If you are only interested in the number of missing values for numeric variables, then a single call to the MEANS procedure computes the answer:

/* create sample data */ data one; input a $ b $ c $ d e; cards; a . a 1 3 . b . 2 4 a a a . 5 . . b 3 5 a a a . 6 a a a . 7 a a a 2 8 ; run; proc means data=one NMISS N; run;

In many SAS procedures, including PROC MEANS, you can omit the VAR statement in order to operate on all relevant variables. For the MEANS procedure, "relevant" means "numeric."

### Count missing values for all variables

The MEANS procedure computes statistics for numeric variables, but other SAS procedures enable you to count the number of missing values for character and numeric variables.

The FREQ procedure is a SAS workhorse that I use almost every day. To get the FREQ procedure to count missing values, use three tricks:

- Specify a format for the variables so that the missing values all have one value and the nonmissing values have another value.

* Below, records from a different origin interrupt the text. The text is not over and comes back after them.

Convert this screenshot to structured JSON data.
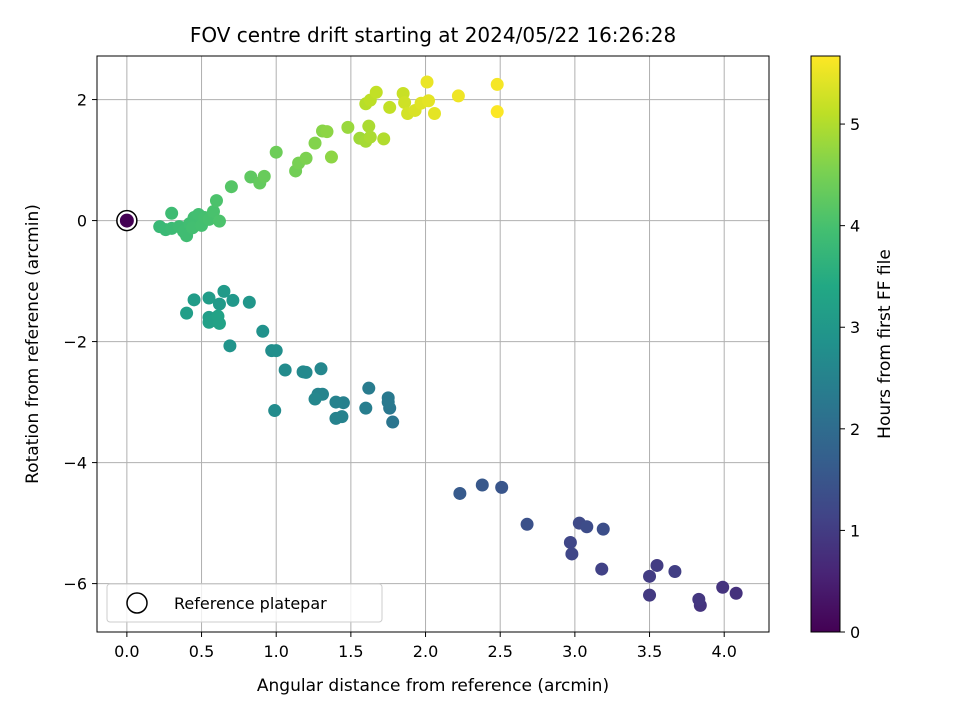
{
  "chart_data": {
    "type": "scatter",
    "title": "FOV centre drift starting at 2024/05/22 16:26:28",
    "xlabel": "Angular distance from reference (arcmin)",
    "ylabel": "Rotation from reference (arcmin)",
    "xlim": [
      -0.2,
      4.3
    ],
    "ylim": [
      -6.8,
      2.72
    ],
    "xticks": [
      0.0,
      0.5,
      1.0,
      1.5,
      2.0,
      2.5,
      3.0,
      3.5,
      4.0
    ],
    "xtick_labels": [
      "0.0",
      "0.5",
      "1.0",
      "1.5",
      "2.0",
      "2.5",
      "3.0",
      "3.5",
      "4.0"
    ],
    "yticks": [
      -6,
      -4,
      -2,
      0,
      2
    ],
    "ytick_labels": [
      "−6",
      "−4",
      "−2",
      "0",
      "2"
    ],
    "grid": true,
    "colormap": "viridis",
    "colorbar": {
      "label": "Hours from first FF file",
      "range": [
        0,
        5.67
      ],
      "ticks": [
        0,
        1,
        2,
        3,
        4,
        5
      ],
      "tick_labels": [
        "0",
        "1",
        "2",
        "3",
        "4",
        "5"
      ]
    },
    "legend": {
      "entries": [
        "Reference platepar"
      ],
      "placement": "lower-left"
    },
    "reference_point": {
      "x": 0.0,
      "y": 0.0,
      "hours": 0.0
    },
    "points": [
      {
        "x": 4.08,
        "y": -6.16,
        "h": 0.8
      },
      {
        "x": 3.99,
        "y": -6.06,
        "h": 0.85
      },
      {
        "x": 3.84,
        "y": -6.36,
        "h": 0.85
      },
      {
        "x": 3.83,
        "y": -6.26,
        "h": 0.9
      },
      {
        "x": 3.5,
        "y": -6.19,
        "h": 0.95
      },
      {
        "x": 3.5,
        "y": -5.88,
        "h": 1.0
      },
      {
        "x": 3.55,
        "y": -5.7,
        "h": 1.0
      },
      {
        "x": 3.67,
        "y": -5.8,
        "h": 1.05
      },
      {
        "x": 3.18,
        "y": -5.76,
        "h": 1.1
      },
      {
        "x": 2.97,
        "y": -5.32,
        "h": 1.2
      },
      {
        "x": 2.98,
        "y": -5.51,
        "h": 1.2
      },
      {
        "x": 3.03,
        "y": -5.0,
        "h": 1.25
      },
      {
        "x": 3.08,
        "y": -5.06,
        "h": 1.3
      },
      {
        "x": 3.19,
        "y": -5.1,
        "h": 1.35
      },
      {
        "x": 2.68,
        "y": -5.02,
        "h": 1.4
      },
      {
        "x": 2.51,
        "y": -4.41,
        "h": 1.5
      },
      {
        "x": 2.38,
        "y": -4.37,
        "h": 1.55
      },
      {
        "x": 2.23,
        "y": -4.51,
        "h": 1.6
      },
      {
        "x": 1.78,
        "y": -3.33,
        "h": 2.2
      },
      {
        "x": 1.76,
        "y": -3.1,
        "h": 2.25
      },
      {
        "x": 1.75,
        "y": -2.93,
        "h": 2.3
      },
      {
        "x": 1.75,
        "y": -3.0,
        "h": 2.3
      },
      {
        "x": 1.62,
        "y": -2.77,
        "h": 2.35
      },
      {
        "x": 1.6,
        "y": -3.1,
        "h": 2.4
      },
      {
        "x": 1.45,
        "y": -3.01,
        "h": 2.45
      },
      {
        "x": 1.44,
        "y": -3.24,
        "h": 2.5
      },
      {
        "x": 1.4,
        "y": -3.27,
        "h": 2.5
      },
      {
        "x": 1.4,
        "y": -3.0,
        "h": 2.5
      },
      {
        "x": 1.31,
        "y": -2.87,
        "h": 2.55
      },
      {
        "x": 1.28,
        "y": -2.87,
        "h": 2.55
      },
      {
        "x": 1.26,
        "y": -2.95,
        "h": 2.6
      },
      {
        "x": 1.3,
        "y": -2.45,
        "h": 2.6
      },
      {
        "x": 1.18,
        "y": -2.5,
        "h": 2.65
      },
      {
        "x": 1.2,
        "y": -2.51,
        "h": 2.65
      },
      {
        "x": 1.06,
        "y": -2.47,
        "h": 2.7
      },
      {
        "x": 0.99,
        "y": -3.14,
        "h": 2.7
      },
      {
        "x": 0.97,
        "y": -2.15,
        "h": 2.75
      },
      {
        "x": 1.0,
        "y": -2.15,
        "h": 2.8
      },
      {
        "x": 0.91,
        "y": -1.83,
        "h": 2.85
      },
      {
        "x": 0.69,
        "y": -2.07,
        "h": 2.9
      },
      {
        "x": 0.82,
        "y": -1.35,
        "h": 2.95
      },
      {
        "x": 0.71,
        "y": -1.32,
        "h": 3.0
      },
      {
        "x": 0.65,
        "y": -1.17,
        "h": 3.05
      },
      {
        "x": 0.62,
        "y": -1.38,
        "h": 3.05
      },
      {
        "x": 0.55,
        "y": -1.28,
        "h": 3.1
      },
      {
        "x": 0.45,
        "y": -1.31,
        "h": 3.1
      },
      {
        "x": 0.4,
        "y": -1.53,
        "h": 3.15
      },
      {
        "x": 0.55,
        "y": -1.6,
        "h": 3.15
      },
      {
        "x": 0.55,
        "y": -1.68,
        "h": 3.2
      },
      {
        "x": 0.58,
        "y": -1.65,
        "h": 3.2
      },
      {
        "x": 0.61,
        "y": -1.58,
        "h": 3.25
      },
      {
        "x": 0.62,
        "y": -1.7,
        "h": 3.25
      },
      {
        "x": 0.22,
        "y": -0.1,
        "h": 3.8
      },
      {
        "x": 0.26,
        "y": -0.15,
        "h": 3.82
      },
      {
        "x": 0.3,
        "y": -0.13,
        "h": 3.85
      },
      {
        "x": 0.3,
        "y": 0.12,
        "h": 3.87
      },
      {
        "x": 0.35,
        "y": -0.1,
        "h": 3.88
      },
      {
        "x": 0.38,
        "y": -0.18,
        "h": 3.9
      },
      {
        "x": 0.4,
        "y": -0.25,
        "h": 3.9
      },
      {
        "x": 0.42,
        "y": -0.05,
        "h": 3.92
      },
      {
        "x": 0.45,
        "y": 0.05,
        "h": 3.93
      },
      {
        "x": 0.44,
        "y": -0.12,
        "h": 3.95
      },
      {
        "x": 0.48,
        "y": 0.1,
        "h": 3.95
      },
      {
        "x": 0.5,
        "y": -0.08,
        "h": 3.97
      },
      {
        "x": 0.52,
        "y": 0.05,
        "h": 3.98
      },
      {
        "x": 0.55,
        "y": 0.02,
        "h": 4.0
      },
      {
        "x": 0.58,
        "y": 0.15,
        "h": 4.02
      },
      {
        "x": 0.6,
        "y": 0.33,
        "h": 4.05
      },
      {
        "x": 0.62,
        "y": -0.01,
        "h": 4.05
      },
      {
        "x": 0.7,
        "y": 0.56,
        "h": 4.15
      },
      {
        "x": 0.83,
        "y": 0.72,
        "h": 4.25
      },
      {
        "x": 0.89,
        "y": 0.62,
        "h": 4.3
      },
      {
        "x": 0.92,
        "y": 0.73,
        "h": 4.35
      },
      {
        "x": 1.0,
        "y": 1.13,
        "h": 4.4
      },
      {
        "x": 1.13,
        "y": 0.82,
        "h": 4.45
      },
      {
        "x": 1.15,
        "y": 0.95,
        "h": 4.5
      },
      {
        "x": 1.2,
        "y": 1.03,
        "h": 4.55
      },
      {
        "x": 1.26,
        "y": 1.28,
        "h": 4.6
      },
      {
        "x": 1.31,
        "y": 1.48,
        "h": 4.65
      },
      {
        "x": 1.34,
        "y": 1.47,
        "h": 4.7
      },
      {
        "x": 1.37,
        "y": 1.05,
        "h": 4.7
      },
      {
        "x": 1.48,
        "y": 1.54,
        "h": 4.8
      },
      {
        "x": 1.56,
        "y": 1.36,
        "h": 4.85
      },
      {
        "x": 1.6,
        "y": 1.31,
        "h": 4.9
      },
      {
        "x": 1.63,
        "y": 1.38,
        "h": 4.95
      },
      {
        "x": 1.62,
        "y": 1.56,
        "h": 4.95
      },
      {
        "x": 1.72,
        "y": 1.35,
        "h": 5.0
      },
      {
        "x": 1.6,
        "y": 1.93,
        "h": 5.05
      },
      {
        "x": 1.63,
        "y": 1.99,
        "h": 5.1
      },
      {
        "x": 1.67,
        "y": 2.12,
        "h": 5.15
      },
      {
        "x": 1.76,
        "y": 1.87,
        "h": 5.15
      },
      {
        "x": 1.85,
        "y": 2.1,
        "h": 5.2
      },
      {
        "x": 1.86,
        "y": 1.95,
        "h": 5.25
      },
      {
        "x": 1.88,
        "y": 1.77,
        "h": 5.3
      },
      {
        "x": 1.93,
        "y": 1.82,
        "h": 5.35
      },
      {
        "x": 1.97,
        "y": 1.94,
        "h": 5.4
      },
      {
        "x": 2.02,
        "y": 1.98,
        "h": 5.45
      },
      {
        "x": 2.06,
        "y": 1.77,
        "h": 5.45
      },
      {
        "x": 2.01,
        "y": 2.29,
        "h": 5.5
      },
      {
        "x": 2.22,
        "y": 2.06,
        "h": 5.55
      },
      {
        "x": 2.48,
        "y": 2.25,
        "h": 5.6
      },
      {
        "x": 2.48,
        "y": 1.8,
        "h": 5.65
      }
    ]
  }
}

PROC FREQ groups a variable's values according to the formatted values.
- Specify the MISSING and MISSPRINT options on the TABLES statement.
- Use the
`_CHAR_`and`_NUM_`keywords on the TABLES statement to specify that the FREQ procedure should compute statistics for all character or all numeric variables.

The following statements count the number of missing and nonmissing values for every variable: first the character variables and then the numeric ones.

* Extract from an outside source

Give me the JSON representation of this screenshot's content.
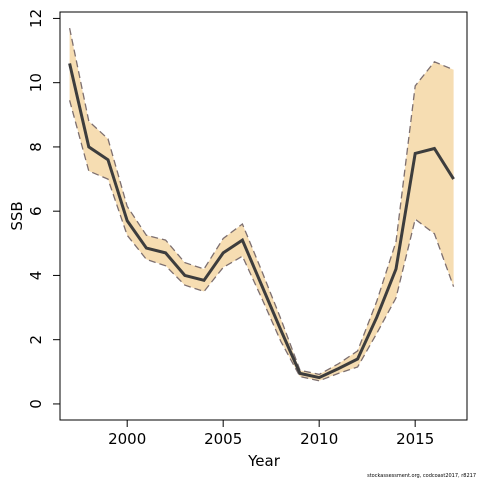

/* create a format to group missing and nonmissing */ proc format; value $missfmt ' '='Missing' other='Not Missing'; value missfmt . ='Missing' other='Not Missing'; run; proc freq data=one; format _CHAR_ $missfmt.; /* apply format for the duration of this PROC */ tables _CHAR_ / missing missprint nocum nopercent; format _NUMERIC_ missfmt.; tables _NUMERIC_ / missing missprint nocum nopercent; run;

### Using the SAS/IML language to count missing values

In the SAS/IML Language, you can use the COUNTN and COUNTMISS functions that were introduced in SAS/IML 9.22. Strictly speaking, you need to use only one of the functions, since the result of the other is determined by knowing the number of observations in the data set. For the sake of the example, I'll be inefficient and use both of the functions.

As is the case for the PROC FREQ example, the trick is to use the
`_CHAR_` and `_NUM_` keywords to read in and operate on the character and numeric variables in separate steps:

proc iml; use one; read all var _NUM_ into x[colname=nNames]; n = countn(x,"col"); nmiss = countmiss(x,"col"); read all var _CHAR_ into x[colname=cNames]; close one; c = countn(x,"col"); cmiss = countmiss(x,"col"); /* combine results for num and char into a single table */ Names = cNames || nNames; rNames = {" Missing", "Not Missing"}; cnt = (cmiss // c) || (nmiss // n); print cnt[r=rNames c=Names label=""];

This is similar to the output produced by the macro in the SAS Knowledge Base article. You can also write the `cnt` matrix to a data set, if necessary.